The phrase must have stuck in his craw, since he spent quite a bit of energy describing
(correctly as it happens to be) the
relation we as baptized Catholics have with Our Lord, and the ways it is
signified in Scripture: namely, that we are called to a process of identification with Christ --
divinization, or
theosis. But Fr. Byers never shows any Scriptural evidence that Our Lady acts as a
co-redemptrix, nor that Scripture obviates any concerns about using the
proper and correct relational signifiers.
Through out each of his scriptural quotes,
he consistently shows how
we are able
to participate in
the act of Christ because
Christ took on our humanity
to redeem us. Nowhere does he get around to any actual objection to
what I wrote, and in the middle of that, he apparently he agrees with
me:
"Look. Christ is our Redeemer, alone. I know that."
Which of course is presumably the very reason that the Popes don't seem
interested in trying to define "co-redemptrix", let alone make is a
matter of declared dogma. Which was my point in the first place.

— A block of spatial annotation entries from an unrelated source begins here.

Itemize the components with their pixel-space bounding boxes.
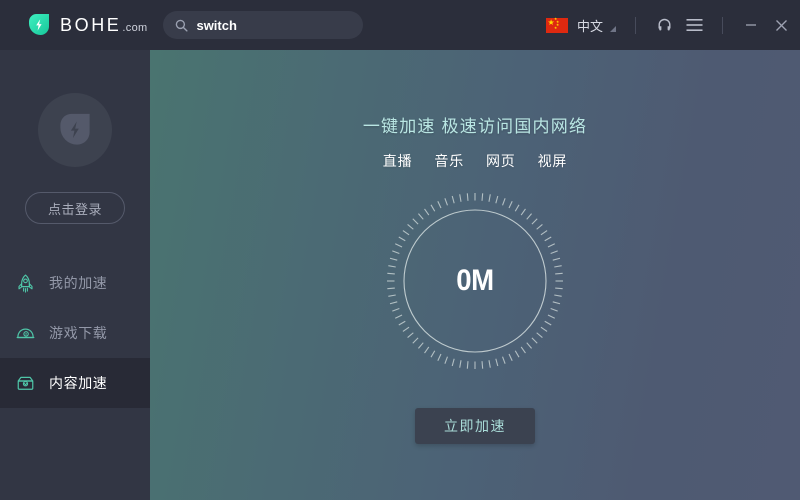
search-input[interactable] (196, 17, 352, 33)
close-button[interactable] (766, 10, 796, 40)
hamburger-menu-icon (686, 19, 702, 31)
headset-icon (658, 18, 670, 30)
sidebar-item-label: 我的加速 (49, 275, 108, 291)
close-icon (775, 19, 787, 31)
brand-name: BOHE (60, 14, 122, 35)
china-flag-icon: ★ ★ ★ ★ ★ (545, 17, 568, 33)
bohe-droplet-logo-icon (26, 12, 52, 38)
sidebar-item-game-download[interactable]: 游戏下载 (0, 308, 150, 358)
brand-logo[interactable]: BOHE .com (26, 12, 147, 38)
language-label: 中文 (576, 18, 603, 34)
app-window: BOHE .com ★ ★ ★ ★ ★ 中文 (0, 0, 800, 500)
accelerate-button[interactable]: 立即加速 (415, 408, 535, 444)
archive-box-icon (14, 372, 36, 394)
main-content: 一键加速 极速访问国内网络 直播 音乐 网页 视屏 0M 立即加速 (150, 50, 800, 500)
titlebar-divider-1 (635, 16, 636, 34)
caret-down-icon (610, 26, 616, 32)
brand-text: BOHE .com (60, 15, 147, 36)
titlebar: BOHE .com ★ ★ ★ ★ ★ 中文 (0, 0, 800, 50)
avatar-droplet-icon (60, 113, 90, 145)
category-tags: 直播 音乐 网页 视屏 (383, 151, 567, 171)
speed-gauge: 0M (385, 191, 565, 371)
minimize-button[interactable] (736, 10, 766, 40)
sidebar-item-my-acceleration[interactable]: 我的加速 (0, 258, 150, 308)
tag-music[interactable]: 音乐 (434, 151, 464, 171)
brand-tld: .com (122, 21, 148, 34)
gamepad-icon (14, 322, 36, 344)
sidebar-item-label: 内容加速 (49, 375, 108, 391)
search-icon (176, 19, 189, 32)
sidebar: 点击登录 我的加速 游戏下载 内容加速 (0, 50, 150, 500)
titlebar-controls: ★ ★ ★ ★ ★ 中文 (545, 0, 800, 50)
gauge-value: 0M (456, 264, 494, 297)
tag-web[interactable]: 网页 (486, 151, 516, 171)
login-button[interactable]: 点击登录 (25, 192, 125, 224)
menu-button[interactable] (679, 10, 709, 40)
sidebar-item-label: 游戏下载 (49, 325, 108, 341)
page-title: 一键加速 极速访问国内网络 (362, 117, 588, 136)
body: 点击登录 我的加速 游戏下载 内容加速 一键加速 极速访问国内网络 直播 音乐 … (0, 50, 800, 500)
search-box[interactable] (163, 11, 364, 39)
support-button[interactable] (649, 10, 679, 40)
sidebar-item-content-acceleration[interactable]: 内容加速 (0, 358, 150, 408)
minimize-icon (746, 24, 756, 26)
sidebar-nav: 我的加速 游戏下载 内容加速 (0, 258, 150, 408)
language-selector[interactable]: ★ ★ ★ ★ ★ 中文 (545, 12, 622, 38)
avatar[interactable] (38, 93, 112, 167)
titlebar-divider-2 (722, 16, 723, 34)
tag-video[interactable]: 视屏 (538, 151, 568, 171)
tag-live[interactable]: 直播 (383, 151, 413, 171)
rocket-icon (14, 272, 36, 294)
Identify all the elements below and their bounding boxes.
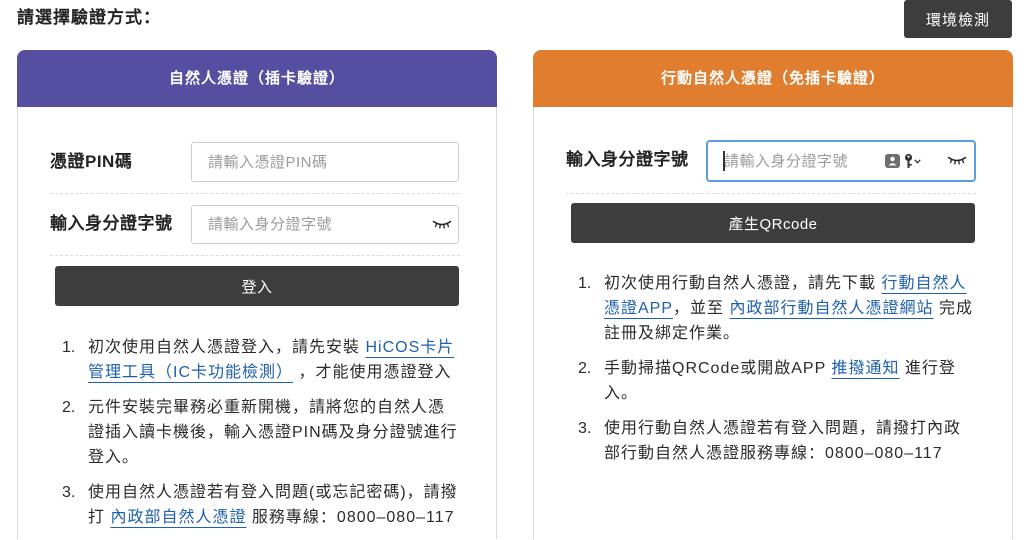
- instruction-item: 1. 初次使用自然人憑證登入，請先安裝 HiCOS卡片管理工具（IC卡功能檢測）…: [62, 335, 460, 385]
- card-reader-header: 自然人憑證（插卡驗證）: [17, 50, 497, 107]
- mobile-certificate-header: 行動自然人憑證（免插卡驗證）: [533, 50, 1013, 107]
- card-reader-title: 自然人憑證（插卡驗證）: [168, 70, 345, 87]
- page-title: 請選擇驗證方式：: [17, 8, 161, 27]
- instruction-text: 手動掃描QRCode或開啟APP: [604, 360, 832, 377]
- mobile-certificate-instructions: 1. 初次使用行動自然人憑證，請先下載 行動自然人憑證APP，並至 內政部行動自…: [578, 271, 975, 476]
- eye-closed-icon[interactable]: [947, 156, 967, 165]
- instruction-number: 3.: [62, 484, 76, 501]
- pin-field: [191, 142, 459, 182]
- instruction-number: 2.: [62, 399, 76, 416]
- instruction-text: ，才能使用憑證登入: [293, 364, 452, 381]
- instruction-item: 2. 手動掃描QRCode或開啟APP 推撥通知 進行登入。: [578, 356, 975, 406]
- password-manager-icon[interactable]: [885, 154, 900, 168]
- mobile-id-number-label: 輸入身分證字號: [566, 150, 689, 169]
- mobile-certificate-card: 行動自然人憑證（免插卡驗證） 輸入身分證字號 產生QRcode 1. 初次使用行…: [533, 50, 1013, 539]
- chevron-down-icon[interactable]: [914, 159, 921, 164]
- divider: [50, 193, 460, 194]
- instruction-number: 1.: [578, 275, 592, 292]
- key-icon[interactable]: [904, 153, 913, 169]
- instruction-number: 3.: [578, 420, 592, 437]
- instruction-number: 2.: [578, 360, 592, 377]
- instruction-item: 2. 元件安裝完畢務必重新開機，請將您的自然人憑證插入讀卡機後，輸入憑證PIN碼…: [62, 395, 460, 470]
- moi-certificate-link[interactable]: 內政部自然人憑證: [110, 509, 246, 526]
- card-reader-instructions: 1. 初次使用自然人憑證登入，請先安裝 HiCOS卡片管理工具（IC卡功能檢測）…: [62, 335, 460, 540]
- instruction-text: 初次使用行動自然人憑證，請先下載: [604, 275, 882, 292]
- id-number-field: [191, 205, 459, 244]
- text-caret: [723, 151, 725, 171]
- instruction-text: 初次使用自然人憑證登入，請先安裝: [88, 339, 366, 356]
- moi-mobile-certificate-site-link[interactable]: 內政部行動自然人憑證網站: [729, 300, 933, 317]
- mobile-id-number-input[interactable]: [706, 140, 976, 182]
- instruction-number: 1.: [62, 339, 76, 356]
- generate-qrcode-button[interactable]: 產生QRcode: [571, 203, 975, 243]
- id-number-input[interactable]: [191, 205, 459, 244]
- push-notification-link[interactable]: 推撥通知: [831, 360, 899, 377]
- login-button[interactable]: 登入: [55, 266, 459, 306]
- mobile-certificate-body: 輸入身分證字號 產生QRcode 1. 初次使用行動自然人憑證，請先下載 行動自…: [533, 107, 1013, 539]
- instruction-text: 服務專線：0800–080–117: [246, 509, 455, 526]
- instruction-text: 使用行動自然人憑證若有登入問題，請撥打內政部行動自然人憑證服務專線：0800–0…: [604, 420, 962, 462]
- instruction-item: 1. 初次使用行動自然人憑證，請先下載 行動自然人憑證APP，並至 內政部行動自…: [578, 271, 975, 346]
- instruction-item: 3. 使用自然人憑證若有登入問題(或忘記密碼)，請撥打 內政部自然人憑證 服務專…: [62, 480, 460, 530]
- divider: [566, 193, 976, 194]
- mobile-id-number-field: [706, 140, 976, 182]
- instruction-text: 元件安裝完畢務必重新開機，請將您的自然人憑證插入讀卡機後，輸入憑證PIN碼及身分…: [88, 399, 458, 466]
- pin-input[interactable]: [191, 142, 459, 182]
- card-reader-body: 憑證PIN碼 輸入身分證字號 登入 1. 初次使用自然人憑證登入，請先安裝 Hi…: [17, 107, 497, 539]
- card-reader-login-card: 自然人憑證（插卡驗證） 憑證PIN碼 輸入身分證字號 登入 1. 初次使用自然人…: [17, 50, 497, 539]
- environment-check-button[interactable]: 環境檢測: [904, 0, 1012, 38]
- divider: [50, 255, 460, 256]
- instruction-item: 3. 使用行動自然人憑證若有登入問題，請撥打內政部行動自然人憑證服務專線：080…: [578, 416, 975, 466]
- instruction-text: ，並至: [673, 300, 730, 317]
- pin-label: 憑證PIN碼: [50, 152, 133, 171]
- eye-closed-icon[interactable]: [432, 220, 452, 229]
- id-number-label: 輸入身分證字號: [50, 214, 173, 233]
- mobile-certificate-title: 行動自然人憑證（免插卡驗證）: [660, 70, 885, 87]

The
Church properly avoids ambiguous language, especially in matters of
Christology, which properly informs Mariology.
If Fr.
Byers really knows that Christ alone is our Redeemer, and that any sense
of The Blessed Virgin as "co-redemptrix" is by analogy, and that all
analogy has limits, and that without a clear and precise dogmatic
definition of what is to be intended and what is to be avoided by the
term "co-redemptrix" that the use is subject to misunderstanding and may
prove a stumbling block to ecumenism (and even so, it would probably still be
subject to misunderstanding and prove a stumbling block), then I am not
sure exactly what his complaint is with me.
I don't even know
what the title of his latest blog post means, since he did not
"unarchitect" anything but rather showed the importance of "relational
signifiers", and he never made an argument for why declaring an
infallible dogma of Our Lady as Co-Redemptrix was necessary for the
Catholic Faith.
He evidently just thinks I'm some sort of Muslim or a prostitute or something...
I have provided a screen shot of my reply to him, since I have no reason to think that he would approve this one either.